Take, for example, what Ham and AiG have had to say about racism. Who is to blame for “the so-called ‘racism crisis’” (Ham’s phrase) in the contemporary world? As we discuss in Righting America at the Creation Museum, and as Ham continues to promote on the AiG website, most of the blame lies with Charles Darwin and the evolutionists, of course. This is a very old creationist trope, highlighted by their determination to draw a straight line from Darwin to Hitler. 

This is a fallacious and absurdly simplistic argument. I will spare you the details (but you can check it out in Righting America, 182-184). My point here is that, for Ham and AiG, most racism is over there. With the Other. With the Enemy. 

This is a fantasy, of course. Millions of white Americans used a literalist reading of the Bible to argue for the just enslavement of African Americans. Millions of white Americans used a literalist reading of the Bible to argue for the establishment of the Jim Crow system of white supremacy (which, of course, involved the lynching of blacks).
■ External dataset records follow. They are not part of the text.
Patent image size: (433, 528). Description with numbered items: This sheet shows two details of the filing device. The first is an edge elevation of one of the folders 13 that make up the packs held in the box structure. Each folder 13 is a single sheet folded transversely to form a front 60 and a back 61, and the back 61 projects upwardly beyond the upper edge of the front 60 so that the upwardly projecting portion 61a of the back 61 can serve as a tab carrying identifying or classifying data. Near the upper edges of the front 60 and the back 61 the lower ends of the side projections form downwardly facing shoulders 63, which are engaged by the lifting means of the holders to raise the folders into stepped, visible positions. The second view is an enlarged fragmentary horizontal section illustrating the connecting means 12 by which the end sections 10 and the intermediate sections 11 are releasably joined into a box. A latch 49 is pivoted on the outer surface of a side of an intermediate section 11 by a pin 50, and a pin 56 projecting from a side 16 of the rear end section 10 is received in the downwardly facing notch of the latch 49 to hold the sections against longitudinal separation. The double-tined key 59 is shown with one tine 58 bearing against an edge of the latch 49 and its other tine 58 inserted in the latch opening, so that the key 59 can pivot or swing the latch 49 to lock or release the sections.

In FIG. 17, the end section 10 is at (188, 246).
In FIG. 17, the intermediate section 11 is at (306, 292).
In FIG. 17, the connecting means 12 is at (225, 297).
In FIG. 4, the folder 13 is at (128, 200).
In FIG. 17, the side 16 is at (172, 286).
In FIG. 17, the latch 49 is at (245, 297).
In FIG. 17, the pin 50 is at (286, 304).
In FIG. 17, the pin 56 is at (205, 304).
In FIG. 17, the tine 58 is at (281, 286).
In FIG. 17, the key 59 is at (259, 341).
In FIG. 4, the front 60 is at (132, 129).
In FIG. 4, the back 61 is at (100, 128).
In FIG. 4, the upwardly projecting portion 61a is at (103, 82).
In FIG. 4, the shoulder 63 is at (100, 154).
Millions of white Americans used a literalist reading of the Bible to argue for segregation. 

And when, in the 1950s and 1960s, African Americans resisted their oppression, well, those same Bible-believing Christians desperately worked to keep them in their place:

In her [wonderful] book, Mississippi Praying: Southern White Evangelicals and the Civil Rights Movement, historian Carolyn Renee Dupont puts it bluntly: Mississippi’s white “evangelicals fought mightily against black equality, proclaiming that God himself ordained segregation, blessing the forces of resistance, silencing the advocates of racial equality within their own faith traditions, and protecting segregation in their churches.” While many white mainline Protestants and white Jews joined the movement for civil rights, a host of white evangelical and fundamentalist ministers and leaders vehemently attacked them for having “dangerously perverted both the Bible and the divine plan.” So in 1958 BBF [Baptist Bible Fellowship] minister Jerry Falwell thundered from his Lynchburg, Virginia pulpit: “The Hamites . . . were cursed to be servants of the Jews and Gentiles . . . If we persist in tearing down God’s barriers” between the races “God must punish us for it.” When it became clear that the United States government meant to enforce integration of the public schools, white fundamentalists, including Falwell, started segregation academies throughout the South to ensure that their children would not attend school with black children (Righting America, 187).

White supremacist ideas indeed have deep historical roots in U.S. Christianity But Ham and AiG in particular, and white evangelicals in general, will not talk about this obvious historical fact. (Just ask black evangelicals.) 

Instead, sin is what liberals, feminists, secularists, homosexuals, evolutionists do. 

When it comes to Ham, Darwinism, and race, this verse comes to mind: “You hypocrite, first take the log out of your own eye, and then you will see clearly to take the speck out of your neighbor’s eye” (Matthew 7: 5).

Jesus apparently failed to appreciate the fact that to own one’s sin violates the essential logic of the culture war. Sin is the property of the Other.